The accompanying urgent request for money turned out to be a scam after she sent a message to the owner of the account that was being impersonated, reminding her of another criminal scheme that her husband fell for.
"His friend's mom published a post from which it was clear that on September 1, the boy was hit by a car," she said, describing how her son's hands had "trembled" after he read the "SOS" appeal.
"The description of the injuries was terrible; 500,000 rubles [$6,640] were urgently needed for the life-saving operation.
"Not long ago, my husband received a WhatsApp message from a former teammate. The photo of a friend on the avatar stopped him from being vigilant.
"The message said: 'Dad is dying of cancer, he has already spent all the money. Knowing your kind heart, my only hope is you.'"

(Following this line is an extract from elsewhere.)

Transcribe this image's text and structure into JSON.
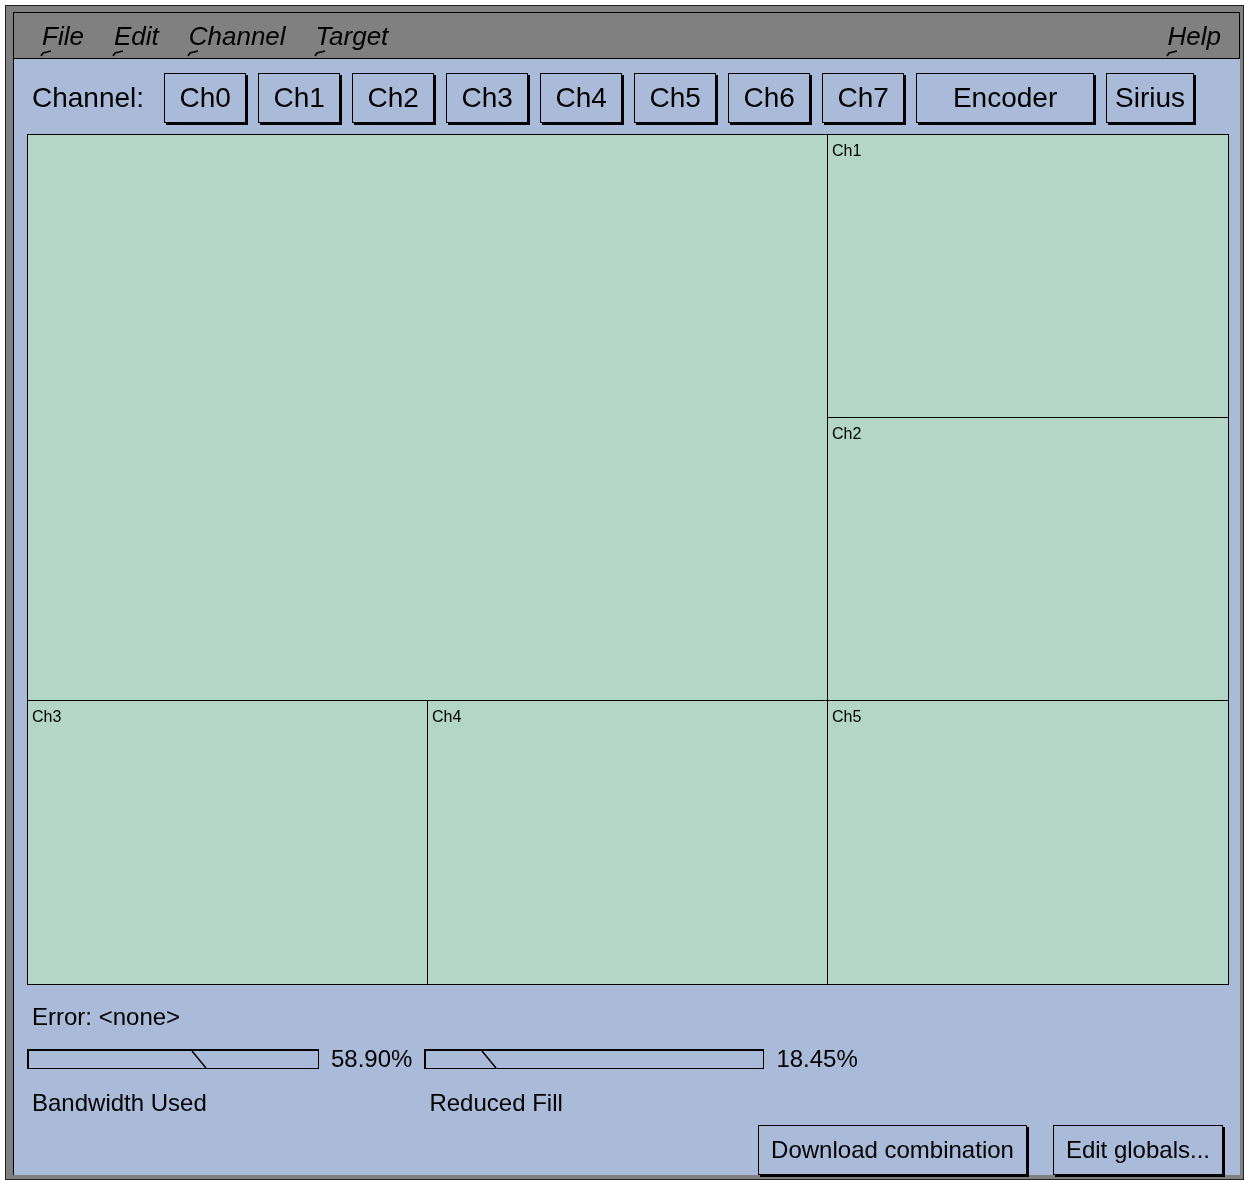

The frauds blocked the former Russia midfielder from contacting them after he transferred "a large amount" to an account under the false belief that he was helping a friend in desperate need.
"That is why I am ignoring calls for help," warned his spouse, who has six children from her long relationship with the 44-year-old and remarried him last year.
"As soon as you ask for documents, a hitch begins. But sometimes the documents are ready – it doesn't cost anything to forge papers."
Top players and coaches are obvious targets for criminals in the lucrative world of elite football, with Semak reportedly seeking a salary of as much as $3.5 million from Zenit during contract negotiations earlier this year.
Inter Milan coach Antonio Conte is currently said to be seeking the return of $35 million in a lawsuit after the former Chelsea manager was allegedly convinced to invest heavily in an asset management company.